Preferred dividends are the second item used to calculate earnings per share. Dividends are a share of the profit that is sometimes paid to shareholders.
Preferred dividends are dividends paid to the owners of a class of stock called ‘preferred’ stock. The preferred dividends can be found on the statement of retained earnings (also called the statement of stockholder’s equity) or from the income statement.
Types of Earnings Per Share
There are actually three basic types of EPS numbers, based on where the data comes from.
A company’s trailing EPS is based on the previous year’s number. It uses the previous four quarters of earnings in its calculation and has the benefit of using actual numbers instead of projections. Although the figure is accurate, the trailing EPS is “old news” and many investors will also look at current and forward EPS figures. We used a trailing EPS in our Bank of America example.
This measurement typically includes the four quarters of the current fiscal year, some of which may have already elapsed, and some of which are yet to come. As a result, some of the data will be based on actual figures and some will be based on projections.
Forward EPS is based on future numbers. This measurement includes projections for some period of time in the future (usually the coming four quarters). Forward EPS estimates can be made by analysts, or by the company itself.
Frequently Asked Questions
What is a good EPS?
Whether EPS is good or bad depends upon multiple factors, such as the recent performance of the company or the performance of the company’s competitors or industry.
Investors usually assess whether an EPS is good or bad relative to the consensus of EPS expectations from analysts that cover the stock. For example, a growing EPS can be good but if it misses the analysts’ estimate, the stock price could fall.

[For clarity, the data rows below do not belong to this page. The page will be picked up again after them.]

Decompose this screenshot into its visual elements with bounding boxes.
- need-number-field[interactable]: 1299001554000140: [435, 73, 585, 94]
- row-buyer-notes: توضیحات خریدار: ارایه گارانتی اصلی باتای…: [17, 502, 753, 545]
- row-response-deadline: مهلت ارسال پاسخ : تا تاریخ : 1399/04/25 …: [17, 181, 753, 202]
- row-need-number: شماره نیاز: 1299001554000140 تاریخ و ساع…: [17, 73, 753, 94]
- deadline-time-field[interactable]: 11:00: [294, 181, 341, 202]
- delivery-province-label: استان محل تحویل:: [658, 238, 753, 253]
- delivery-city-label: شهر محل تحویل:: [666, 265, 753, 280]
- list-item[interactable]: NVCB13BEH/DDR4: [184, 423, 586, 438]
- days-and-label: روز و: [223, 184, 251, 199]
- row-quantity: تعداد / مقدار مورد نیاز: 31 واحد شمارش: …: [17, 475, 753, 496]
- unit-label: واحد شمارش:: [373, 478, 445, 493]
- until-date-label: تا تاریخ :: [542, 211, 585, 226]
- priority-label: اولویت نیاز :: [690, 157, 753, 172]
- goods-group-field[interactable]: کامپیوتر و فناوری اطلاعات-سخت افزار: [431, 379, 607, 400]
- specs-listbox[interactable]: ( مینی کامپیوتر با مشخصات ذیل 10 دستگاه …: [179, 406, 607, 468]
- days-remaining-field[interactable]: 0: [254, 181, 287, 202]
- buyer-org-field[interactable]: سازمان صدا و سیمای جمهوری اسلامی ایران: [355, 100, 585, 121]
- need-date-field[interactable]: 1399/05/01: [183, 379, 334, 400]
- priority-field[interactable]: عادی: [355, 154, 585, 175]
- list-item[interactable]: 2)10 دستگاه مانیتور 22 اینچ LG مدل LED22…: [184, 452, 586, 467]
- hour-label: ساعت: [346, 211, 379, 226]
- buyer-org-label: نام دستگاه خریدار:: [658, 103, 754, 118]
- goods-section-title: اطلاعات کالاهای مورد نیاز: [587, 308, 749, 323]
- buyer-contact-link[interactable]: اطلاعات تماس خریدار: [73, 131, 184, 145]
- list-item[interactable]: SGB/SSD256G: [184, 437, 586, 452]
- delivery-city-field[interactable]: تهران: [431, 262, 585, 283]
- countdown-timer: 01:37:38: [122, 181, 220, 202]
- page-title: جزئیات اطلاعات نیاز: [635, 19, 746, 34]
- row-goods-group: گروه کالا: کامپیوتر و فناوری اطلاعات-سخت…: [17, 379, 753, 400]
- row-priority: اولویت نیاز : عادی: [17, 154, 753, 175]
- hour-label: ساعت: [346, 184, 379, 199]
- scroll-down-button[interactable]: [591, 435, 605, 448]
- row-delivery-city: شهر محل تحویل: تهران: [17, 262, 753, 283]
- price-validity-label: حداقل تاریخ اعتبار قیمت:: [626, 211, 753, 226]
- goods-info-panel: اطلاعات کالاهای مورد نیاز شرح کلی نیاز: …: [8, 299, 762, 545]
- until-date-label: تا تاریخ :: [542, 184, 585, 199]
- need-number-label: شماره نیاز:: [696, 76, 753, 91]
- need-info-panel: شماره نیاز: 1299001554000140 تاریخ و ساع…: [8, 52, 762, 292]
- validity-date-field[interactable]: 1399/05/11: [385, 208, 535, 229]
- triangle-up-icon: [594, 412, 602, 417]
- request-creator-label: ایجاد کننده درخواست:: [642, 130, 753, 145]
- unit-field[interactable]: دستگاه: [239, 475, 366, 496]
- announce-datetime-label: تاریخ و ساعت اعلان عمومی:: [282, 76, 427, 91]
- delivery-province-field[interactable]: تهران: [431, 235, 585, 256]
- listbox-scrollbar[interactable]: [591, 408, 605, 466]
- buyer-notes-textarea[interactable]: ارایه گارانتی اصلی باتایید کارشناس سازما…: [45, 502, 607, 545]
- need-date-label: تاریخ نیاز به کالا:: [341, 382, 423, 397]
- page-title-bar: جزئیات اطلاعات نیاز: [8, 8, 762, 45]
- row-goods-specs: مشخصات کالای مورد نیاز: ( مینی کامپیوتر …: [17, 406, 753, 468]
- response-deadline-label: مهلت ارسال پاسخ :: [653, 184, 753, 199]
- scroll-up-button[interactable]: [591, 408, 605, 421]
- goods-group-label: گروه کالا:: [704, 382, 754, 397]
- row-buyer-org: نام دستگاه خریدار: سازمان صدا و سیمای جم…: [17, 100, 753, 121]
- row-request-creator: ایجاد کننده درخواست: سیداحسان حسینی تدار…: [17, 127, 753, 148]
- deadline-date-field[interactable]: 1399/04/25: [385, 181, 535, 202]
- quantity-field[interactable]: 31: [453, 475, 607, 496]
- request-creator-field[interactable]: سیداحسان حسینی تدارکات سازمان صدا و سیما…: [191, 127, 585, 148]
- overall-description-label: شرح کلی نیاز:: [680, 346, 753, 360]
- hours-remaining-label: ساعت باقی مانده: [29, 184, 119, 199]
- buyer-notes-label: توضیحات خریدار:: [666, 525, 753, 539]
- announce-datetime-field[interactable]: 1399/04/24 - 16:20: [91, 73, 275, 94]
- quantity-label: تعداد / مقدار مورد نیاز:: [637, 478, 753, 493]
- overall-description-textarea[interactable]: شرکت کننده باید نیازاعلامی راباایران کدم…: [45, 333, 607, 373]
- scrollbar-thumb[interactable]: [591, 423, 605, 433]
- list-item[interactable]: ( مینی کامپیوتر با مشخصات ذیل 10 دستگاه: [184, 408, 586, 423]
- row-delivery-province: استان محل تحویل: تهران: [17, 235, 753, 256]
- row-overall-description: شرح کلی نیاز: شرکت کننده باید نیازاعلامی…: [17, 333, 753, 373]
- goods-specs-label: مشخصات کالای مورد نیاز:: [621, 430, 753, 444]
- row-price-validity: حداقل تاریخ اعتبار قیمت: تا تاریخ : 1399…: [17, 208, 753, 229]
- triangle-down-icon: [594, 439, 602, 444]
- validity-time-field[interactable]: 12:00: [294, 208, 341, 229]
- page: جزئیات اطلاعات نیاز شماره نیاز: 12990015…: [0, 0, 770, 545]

What is adjusted earnings per share?
A simple definition of adjusted earnings per share is an EPS calculation where certain extraordinary or non-recurring components of income are either added or removed. For instance, the fair value cost of issuing stock options to employees is often added back in calculating adjusted earnings per share.
What does it mean if EPS is negative?
Earnings per share can be negative when a company’s income is negative, which means that the company is losing money, or spending more than it is earning. A negative EPS does not necessarily mean that a stock is a sell.